From essentially inventing modern Yosemite big wall climbing in the 1960s to pioneering a philosophy of climbing and conservation that continues to reverberate today, Royal Robbins is a legend by any measure. Now for the first time, award-winning author David Smart illuminates the full story of the man who the New York Times deemed the “conscience of rock climbers” — in all its soulful ambition, rivalry, and romance. Published by Mountaineers Books, Royal Robbins: The American Climber is the definitive biography of one of history’s most influential climbers, from a hardscrabble youth to the heights of Yosemite and beyond.
David is the founding editor of Gripped magazine. His biography of Austrian solo climber Paul Preuss was shortlisted for the Boardman Tasker Prize, and his biography of Italian climber Emilio Comici won that prize along with the Banff Award for Climbing Literature. Read on as David discusses his inspiration for this book, his takeaways about Royal Robbins, and more.
This interview originally appeared on Gripped.com.
Who was Royal Robbins?
He was the leader of climbing in Yosemite in the 1960s, beginning with the first ascent of Half Dome in 1957 with Jerry Gallwas and Mike Sherrick. He invented American big wall
climbing with the first continuous ascent of the Nose, the first ascents of the Salathé and North America Walls, with his frequent partners, Yvon Chouinard, Joe Fitschen, Chuck Pratt and others. He helped invent the modern grading YDS system, pushed hard in free climbing, made some of the first north American rock climbing road trips, was one of the first American climbers to garner a reputation internationally, introduced clean climbing to America, and pioneered the outdoor industry. He was also an intellectual, a prolific writer and a man with serious convictions, bred partly from growing up poor.
What was it about Royal that made him
become such a legend?
He would be one of the most important figures in climbing just for turning Yosemite, a backwater in climbing in the 1950s, into the world center of rock climbing. But he was also a communicator, a writer, who published his convictions, his achievements, and his foibles. He influenced the whole climbing scene. He was also an enigmatic personality, constantly on stage due to his preeminence. At times he could come across as arrogant or eccentric, but he was also deeply committed to his circle and the wider community. People wanted him to like them.

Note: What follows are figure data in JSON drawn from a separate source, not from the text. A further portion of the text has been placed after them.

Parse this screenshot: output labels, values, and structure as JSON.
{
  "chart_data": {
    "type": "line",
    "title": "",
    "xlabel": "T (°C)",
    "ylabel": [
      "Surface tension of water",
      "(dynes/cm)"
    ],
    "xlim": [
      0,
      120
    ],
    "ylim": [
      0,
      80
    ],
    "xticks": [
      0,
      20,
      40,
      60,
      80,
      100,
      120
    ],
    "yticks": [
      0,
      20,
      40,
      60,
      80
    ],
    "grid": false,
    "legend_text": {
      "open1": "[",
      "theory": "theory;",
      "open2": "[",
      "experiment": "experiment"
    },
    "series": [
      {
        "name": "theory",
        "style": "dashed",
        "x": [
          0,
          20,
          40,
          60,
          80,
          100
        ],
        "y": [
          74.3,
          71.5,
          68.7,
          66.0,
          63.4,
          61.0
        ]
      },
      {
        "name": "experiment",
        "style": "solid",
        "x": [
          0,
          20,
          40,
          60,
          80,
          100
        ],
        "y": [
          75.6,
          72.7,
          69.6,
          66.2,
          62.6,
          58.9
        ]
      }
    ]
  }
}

How did he inspire a generation of climbers?
Ethics. The notion that there ought to be rules to the game. His life showed how complicated a proposition that is, but the vision, the struggle with the ideals, remained. On a personal level, he mentored and learned from the young climbers, who in turn, tried to match and improve upon his record. In a way, however, they never did routes that exceeded the significance of his climbs.
What motivated you to write a book about him?
I’d written about European climbers Paul Preuss and Emilio Comici, who also had high ideals, were fascinating, complicated, human individuals, and led the world climbing scene. Robbins seemed to naturally come next, as he shifted the whole focus and cultural center of climbing from Europe to America. There was a lack of a modern biography of Robbins. The family, and particularly Tamara and Liz Robbins, his daughter and widow, respectively, as well as many of his friends, encouraged me and provided unpublished letters and papers that shone fresh light on Robbins. After I interviewed Glen Denny, a climbing partner of Royal’s, he passed away. Malian writer Hampate Ba wrote that a “dying man is a burning library.” It seemed an opportune time to collect all of these stories. Towering figures in their fields, like Robbins, or for that matter Beethoven or Van Gogh in their fields, challenge every generation to come to terms with what they mean for the tradition. This is my contribution to that understanding.
Will the readers be shocked by anything that wasn’t previously public knowledge?
Shock is a pretty subjective response. As a biographer, not much shocks me. The book has new (to most readers and me, anyway) insights into what made Royal who he was. There’s a lot of unpublished material he wrote about famous incidents like the removal of the bolts from Dawn Wall, and his struggles with being a climber before there was much societal support for it. His personality and its roots and expressions are explored as well as I could. His relationship with Warren Harding was definitely more nuanced and friendly than most people think it was. Camp 4 was a pretty wild place in the 1960s, in the best sense, as far as I’m concerned, but the reader can come to their own conclusions.